Pour Daniel Cohen, "la révolution numérique va profondément configurer la vie sociale, et bouleverser le rapport à autrui. C’est ce risque majeur de déliaison sociale qui entraine d'ores et déjà des dégâts psychologiques et sociaux. Le psychanalyste Serge Tisseron a ainsi expliqué que l’intimité surexposée menace la construction de soi, par la volonté permanente de se mettre en scène de manière avantageuse, dans une compétition effrénée avec autrui nourrie par une quête pathologique de reconnaissance. Cette pulsion pousse chacun à exhiber sa vie intime. Le réel devient fade. Comme le dit très bien Nathalie Heinich, les réseaux sociaux excitent la compétition pour attirer l’attention et induisent la surenchère dans la singularisation, par la provocation, l’exagération, le défoulement, voire la jouissance à dire l’indicible, à montrer l’irreprésentable. La révolution numérique mène à un monde où toute parole mériterait d’être écoutée, sans vérité transcendante, celle d’une société se voulant à la fois horizontale et laïque, sans la verticalité qui prévalait encore dans la société industrielle, sans la religiosité des sociétés agraires. L’intelligence artificielle se substitue à l’homme pour appréhender le réel, la machine étant désormais réputée plus fiable que nous-mêmes."
Conclusion
« Les réseaux sociaux ont donné le droit à la parole à des légions d’imbéciles qui avant ne parlaient qu’au bar et ne causaient aucun tort à la collectivité.

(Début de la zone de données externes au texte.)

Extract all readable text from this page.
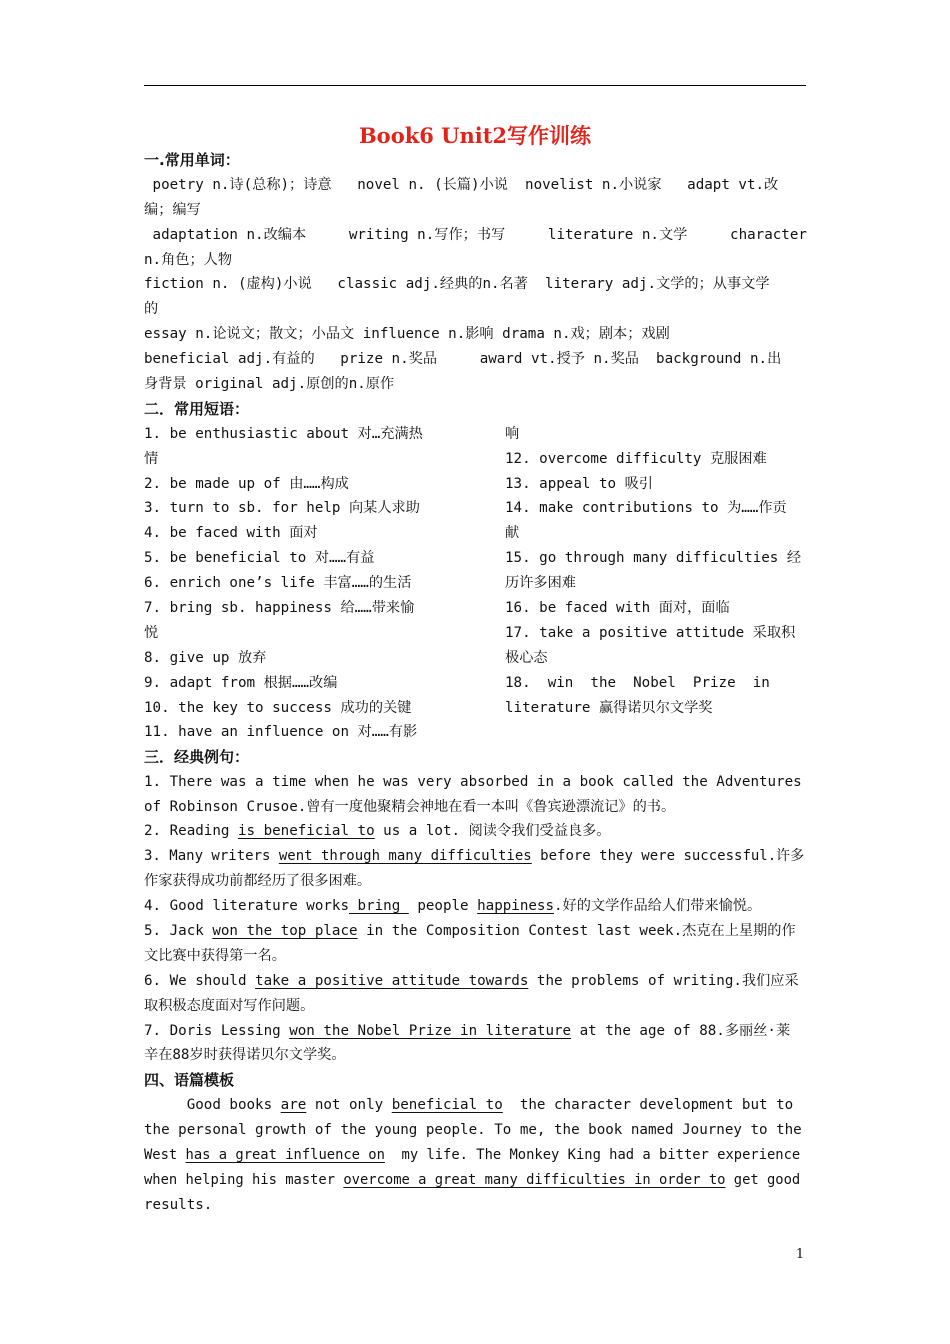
Book6 Unit2写作训练
一.常用单词：
poetry n.诗(总称)；诗意   novel n. (长篇)小说  novelist n.小说家   adapt vt.改
编；编写
adaptation n.改编本     writing n.写作；书写     literature n.文学     character
n.角色；人物
fiction n. (虚构)小说   classic adj.经典的n.名著  literary adj.文学的；从事文学
的
essay n.论说文；散文；小品文 influence n.影响 drama n.戏；剧本；戏剧
beneficial adj.有益的   prize n.奖品     award vt.授予 n.奖品  background n.出
身背景 original adj.原创的n.原作
二．常用短语：
1. be enthusiastic about 对…充满热
情
2. be made up of 由……构成
3. turn to sb. for help 向某人求助
4. be faced with 面对
5. be beneficial to 对……有益
6. enrich one’s life 丰富……的生活
7. bring sb. happiness 给……带来愉
悦
8. give up 放弃
9. adapt from 根据……改编
10. the key to success 成功的关键
11. have an influence on 对……有影
响
12. overcome difficulty 克服困难
13. appeal to 吸引
14. make contributions to 为……作贡
献
15. go through many difficulties 经
历许多困难
16. be faced with 面对，面临
17. take a positive attitude 采取积
极心态
18.  win  the  Nobel  Prize  in
literature 赢得诺贝尔文学奖
三．经典例句：
1. There was a time when he was very absorbed in a book called the Adventures
of Robinson Crusoe.曾有一度他聚精会神地在看一本叫《鲁宾逊漂流记》的书。
2. Reading is beneficial to us a lot. 阅读令我们受益良多。
3. Many writers went through many difficulties before they were successful.许多
作家获得成功前都经历了很多困难。
4. Good literature works bring  people happiness.好的文学作品给人们带来愉悦。
5. Jack won the top place in the Composition Contest last week.杰克在上星期的作
文比赛中获得第一名。
6. We should take a positive attitude towards the problems of writing.我们应采
取积极态度面对写作问题。
7. Doris Lessing won the Nobel Prize in literature at the age of 88.多丽丝·莱
辛在88岁时获得诺贝尔文学奖。
四、语篇模板
Good books are not only beneficial to  the character development but to
the personal growth of the young people. To me, the book named Journey to the
West has a great influence on  my life. The Monkey King had a bitter experience
when helping his master overcome a great many difficulties in order to get good
results.
1
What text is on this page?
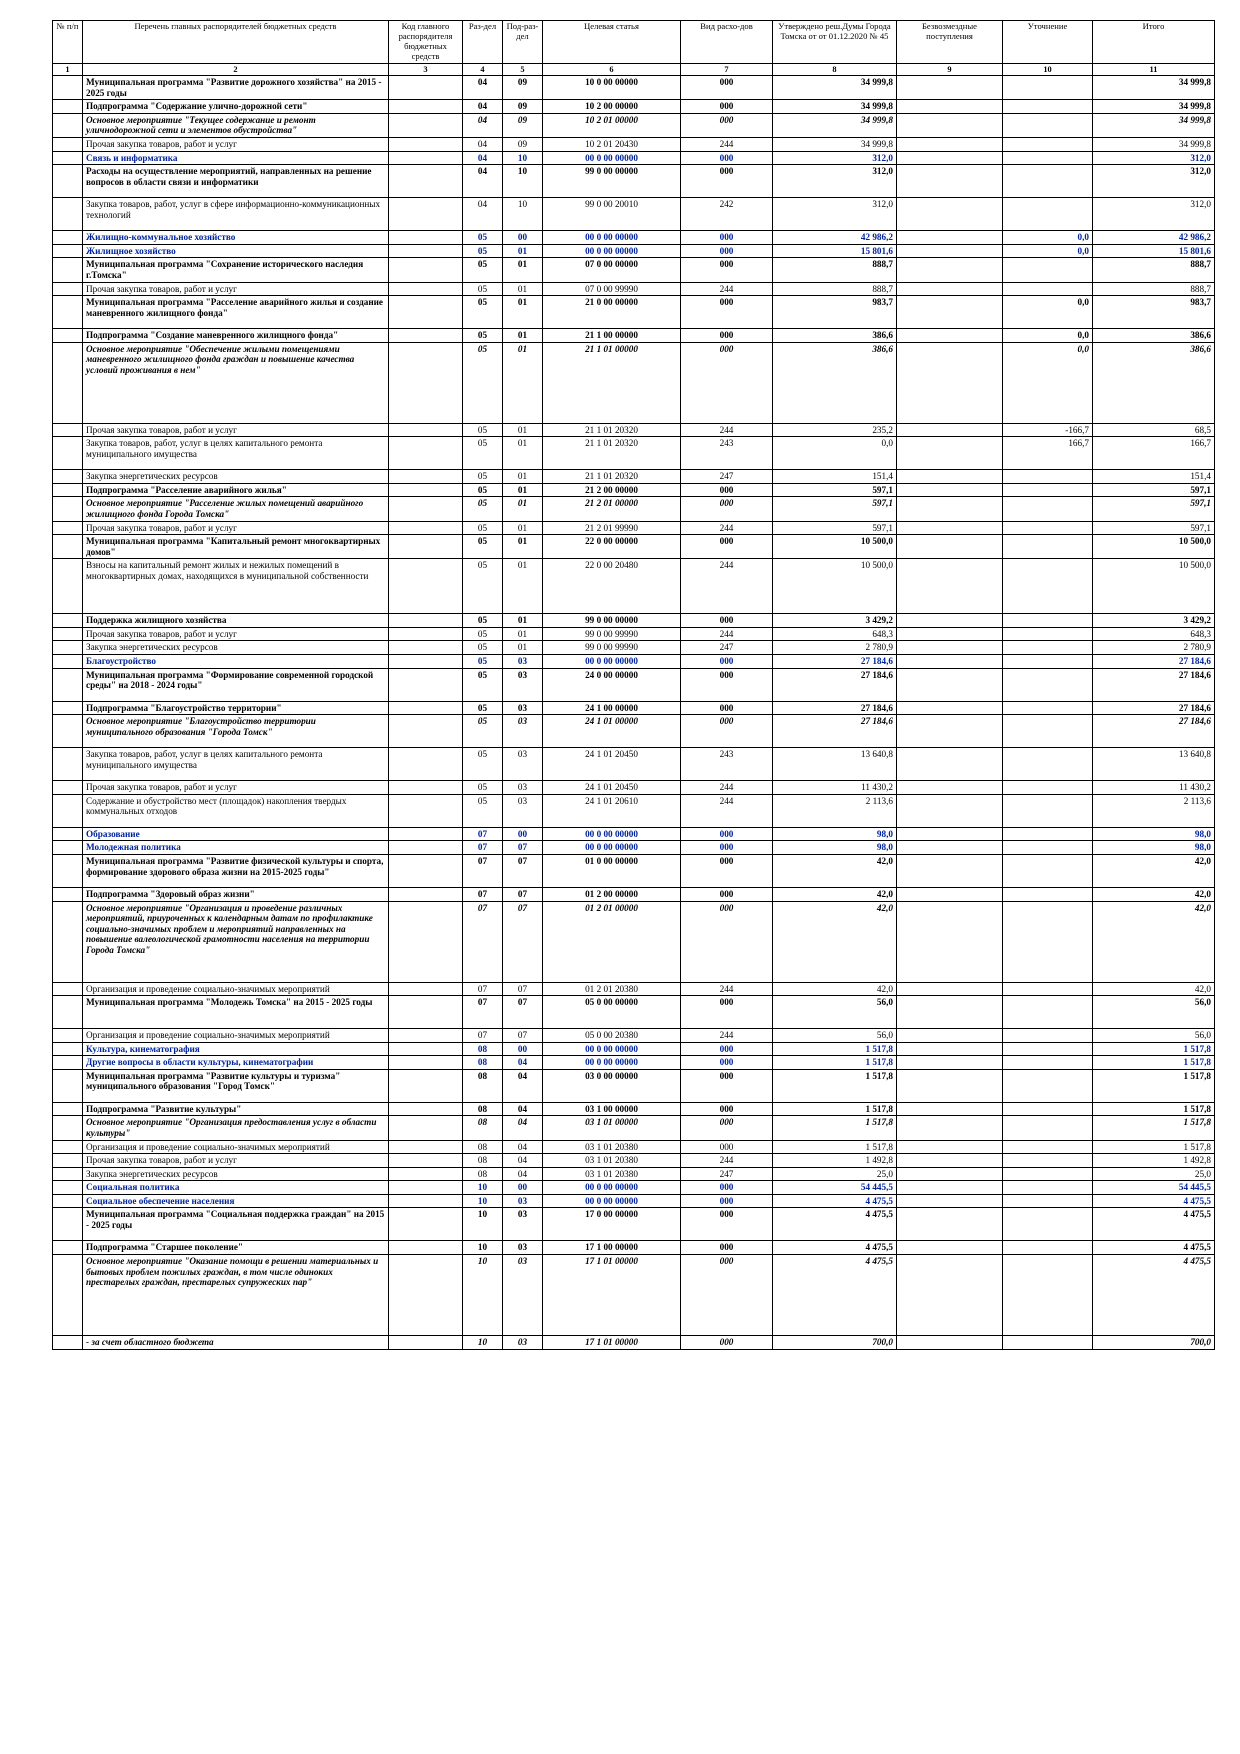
№ п/п	Перечень главных распорядителей бюджетных средств	Код главного распорядителя бюджетных средств	Раз-дел	Под-раз-дел	Целевая статья	Вид расхо-дов	Утверждено реш.Думы Города Томска от от 01.12.2020 № 45	Безвозмездные поступления	Уточнение	Итого
1	2	3	4	5	6	7	8	9	10	11
	Муниципальная программа "Развитие дорожного хозяйства" на 2015 - 2025 годы		04	09	10 0 00 00000	000	34 999,8			34 999,8
	Подпрограмма "Содержание улично-дорожной сети"		04	09	10 2 00 00000	000	34 999,8			34 999,8
	Основное мероприятие "Текущее содержание и ремонт уличнодорожной сети и элементов обустройства"		04	09	10 2 01 00000	000	34 999,8			34 999,8
	Прочая закупка товаров, работ и услуг		04	09	10 2 01 20430	244	34 999,8			34 999,8
	Связь и информатика		04	10	00 0 00 00000	000	312,0			312,0
	Расходы на осуществление мероприятий, направленных на решение вопросов в области связи и информатики		04	10	99 0 00 00000	000	312,0			312,0
	Закупка товаров, работ, услуг в сфере информационно-коммуникационных технологий		04	10	99 0 00 20010	242	312,0			312,0
	Жилищно-коммунальное хозяйство		05	00	00 0 00 00000	000	42 986,2		0,0	42 986,2
	Жилищное хозяйство		05	01	00 0 00 00000	000	15 801,6		0,0	15 801,6
	Муниципальная программа "Сохранение исторического наследия г.Томска"		05	01	07 0 00 00000	000	888,7			888,7
	Прочая закупка товаров, работ и услуг		05	01	07 0 00 99990	244	888,7			888,7
	Муниципальная программа "Расселение аварийного жилья и создание маневренного жилищного фонда"		05	01	21 0 00 00000	000	983,7		0,0	983,7
	Подпрограмма "Создание маневренного жилищного фонда"		05	01	21 1 00 00000	000	386,6		0,0	386,6
	Основное мероприятие "Обеспечение жилыми помещениями маневренного жилищного фонда граждан и повышение качества условий проживания в нем"		05	01	21 1 01 00000	000	386,6		0,0	386,6
	Прочая закупка товаров, работ и услуг		05	01	21 1 01 20320	244	235,2		-166,7	68,5
	Закупка товаров, работ, услуг в целях капитального ремонта муниципального имущества		05	01	21 1 01 20320	243	0,0		166,7	166,7
	Закупка энергетических ресурсов		05	01	21 1 01 20320	247	151,4			151,4
	Подпрограмма "Расселение аварийного жилья"		05	01	21 2 00 00000	000	597,1			597,1
	Основное мероприятие "Расселение жилых помещений аварийного жилищного фонда Города Томска"		05	01	21 2 01 00000	000	597,1			597,1
	Прочая закупка товаров, работ и услуг		05	01	21 2 01 99990	244	597,1			597,1
	Муниципальная программа "Капитальный ремонт многоквартирных домов"		05	01	22 0 00 00000	000	10 500,0			10 500,0
	Взносы на капитальный ремонт жилых и нежилых помещений в многоквартирных домах, находящихся в муниципальной собственности		05	01	22 0 00 20480	244	10 500,0			10 500,0
	Поддержка жилищного хозяйства		05	01	99 0 00 00000	000	3 429,2			3 429,2
	Прочая закупка товаров, работ и услуг		05	01	99 0 00 99990	244	648,3			648,3
	Закупка энергетических ресурсов		05	01	99 0 00 99990	247	2 780,9			2 780,9
	Благоустройство		05	03	00 0 00 00000	000	27 184,6			27 184,6
	Муниципальная программа "Формирование современной городской среды" на 2018 - 2024 годы"		05	03	24 0 00 00000	000	27 184,6			27 184,6
	Подпрограмма "Благоустройство территории"		05	03	24 1 00 00000	000	27 184,6			27 184,6
	Основное мероприятие "Благоустройство территории муниципального образования "Города Томск"		05	03	24 1 01 00000	000	27 184,6			27 184,6
	Закупка товаров, работ, услуг в целях капитального ремонта муниципального имущества		05	03	24 1 01 20450	243	13 640,8			13 640,8
	Прочая закупка товаров, работ и услуг		05	03	24 1 01 20450	244	11 430,2			11 430,2
	Содержание и обустройство мест (площадок) накопления твердых коммунальных отходов		05	03	24 1 01 20610	244	2 113,6			2 113,6
	Образование		07	00	00 0 00 00000	000	98,0			98,0
	Молодежная политика		07	07	00 0 00 00000	000	98,0			98,0
	Муниципальная программа "Развитие физической культуры и спорта, формирование здорового образа жизни на 2015-2025 годы"		07	07	01 0 00 00000	000	42,0			42,0
	Подпрограмма "Здоровый образ жизни"		07	07	01 2 00 00000	000	42,0			42,0
	Основное мероприятие "Организация и проведение различных мероприятий, приуроченных к календарным датам по профилактике социально-значимых проблем и мероприятий направленных на повышение валеологической грамотности населения на территории Города Томска"		07	07	01 2 01 00000	000	42,0			42,0
	Организация и проведение социально-значимых мероприятий		07	07	01 2 01 20380	244	42,0			42,0
	Муниципальная программа "Молодежь Томска" на 2015 - 2025 годы		07	07	05 0 00 00000	000	56,0			56,0
	Организация и проведение социально-значимых мероприятий		07	07	05 0 00 20380	244	56,0			56,0
	Культура, кинематография		08	00	00 0 00 00000	000	1 517,8			1 517,8
	Другие вопросы в области культуры, кинематографии		08	04	00 0 00 00000	000	1 517,8			1 517,8
	Муниципальная программа "Развитие культуры и туризма" муниципального образования "Город Томск"		08	04	03 0 00 00000	000	1 517,8			1 517,8
	Подпрограмма "Развитие культуры"		08	04	03 1 00 00000	000	1 517,8			1 517,8
	Основное мероприятие "Организация предоставления услуг в области культуры"		08	04	03 1 01 00000	000	1 517,8			1 517,8
	Организация и проведение социально-значимых мероприятий		08	04	03 1 01 20380	000	1 517,8			1 517,8
	Прочая закупка товаров, работ и услуг		08	04	03 1 01 20380	244	1 492,8			1 492,8
	Закупка энергетических ресурсов		08	04	03 1 01 20380	247	25,0			25,0
	Социальная политика		10	00	00 0 00 00000	000	54 445,5			54 445,5
	Социальное обеспечение населения		10	03	00 0 00 00000	000	4 475,5			4 475,5
	Муниципальная программа "Социальная поддержка граждан" на 2015 - 2025 годы		10	03	17 0 00 00000	000	4 475,5			4 475,5
	Подпрограмма "Старшее поколение"		10	03	17 1 00 00000	000	4 475,5			4 475,5
	Основное мероприятие "Оказание помощи в решении материальных и бытовых проблем пожилых граждан, в том числе одиноких престарелых граждан, престарелых супружеских пар"		10	03	17 1 01 00000	000	4 475,5			4 475,5
	- за счет областного бюджета		10	03	17 1 01 00000	000	700,0			700,0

On les faisait taire tout de suite. Aujourd’hui ils ont le même droit de parole qu’un prix Nobel », déplorait le défunt romancier italien Umberto Eco. On nage donc dans un océan d’idées, alimentées d’abord par l’intuition et l’émotion, principaux moteurs d’action sur les réseaux sociaux. Pire, il est possible, aujourd’hui et grâce à la technologie, d’évoluer dans un univers virtuel où des théories du complot font figure de vérités. L’enjeu donc, c’est de redonner au public le goût de l’information fiable et vérifiée. Les journalistes font face aujourd’hui à une grande défiance du public qui préfèrent s’informer par eux-mêmes. Il y a du chemin à faire pour reconquérir le cœur des Français. Pour le journaliste de TF1 spécialisé en recherche et innovation; "l'information de demain, ce sera avant tout quelque chose dans lequel on doit avoir confiance, car c'est la base de l'information. S’il n’y a pas de confiance, il n’y a pas d'informations; parce que si tu n’as pas confiance dans ce que je suis en train de te dire, tu ne m'écoutes pas. Et si tu ne m'écoutes pas, il n'y a pas de média, il n'y a pas d’intermédiation, il n’y a pas d’informations."